Acacia nana, also known as the small red-leaved wattle, is a shrub belonging to the genus Acacia and the subgenus Phyllodineae where it is endemic to eastern Australia.

Description

The shrub typically grows to a height of 0.2 to 2 m (7.9 in to 6 ft 6.7 in) and has reddish to brown branchlets that are usually hairy. Like most species of Acacia it has phyllodes rather than true leaves. The evergreen phyllodes have a straight narrowly elliptic to oblanceolate shaped phyllodes with an excentric mucro.
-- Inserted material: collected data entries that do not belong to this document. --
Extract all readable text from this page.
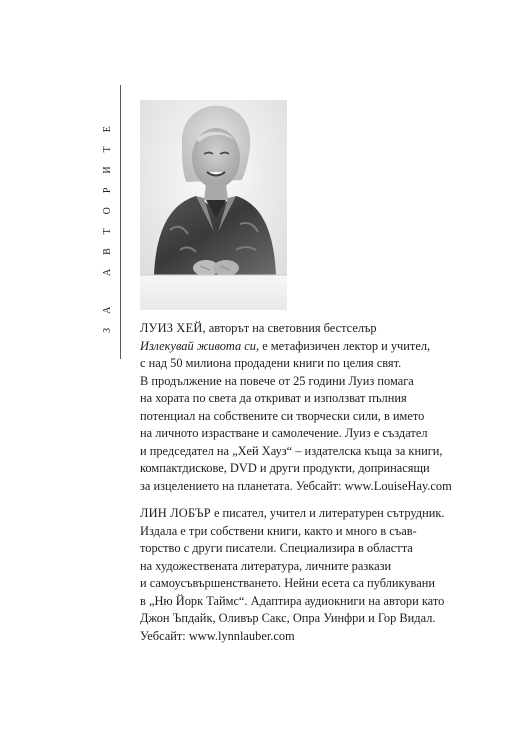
ЗА АВТОРИТЕ ЛУИЗ ХЕЙ, авторът на световния бестселър
Излекувай живота си, е метафизичен лектор и учител,
с над 50 милиона продадени книги по целия свят.
В продължение на повече от 25 години Луиз помага
на хората по света да откриват и използват пълния
потенциал на собствените си творчески сили, в името
на личното израстване и самолечение. Луиз е създател
и председател на „Хей Хауз“ – издателска къща за книги,
компактдискове, DVD и други продукти, допринасящи
за изцелението на планетата. Уебсайт: www.LouiseHay.com
ЛИН ЛОБЪР е писател, учител и литературен сътрудник.
Издала е три собствени книги, както и много в съав-
торство с други писатели. Специализира в областта
на художествената литература, личните разкази
и самоусъвършенстването. Нейни есета са публикувани
в „Ню Йорк Таймс“. Адаптира аудиокниги на автори като
Джон Ъпдайк, Оливър Сакс, Опра Уинфри и Гор Видал.
Уебсайт: www.lynnlauber.com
The glabrous to sub-glabrous phyllodes are 3 to 8 cm (1.2 to 3.1 in) in length and 7 to 6 mm (0.28 to 0.24 in) wide with a single nerve per face and age to a red colour. It has racemose inflorescences with spherical flower-heads that conatin 7 to 12 golden coloured flowers. Following flowering it produces chartaceous and glabrous seed pods that have a narrowly oblong to linear shape with a length of around 4 cm (1.6 in) and a width of 4 to 6 mm (0.16 to 0.24 in). The dark brown seeds inside have an elliptic shape and a length of about 4 mm (0.16 in).

Distribution

It is native to a disjunct area in the northern and central tablelands of New South Wales. The northernmost populations are found around Longford and Ebor and the southern populations are in the western Blue Mountains around Capetree and Cullen Bullen.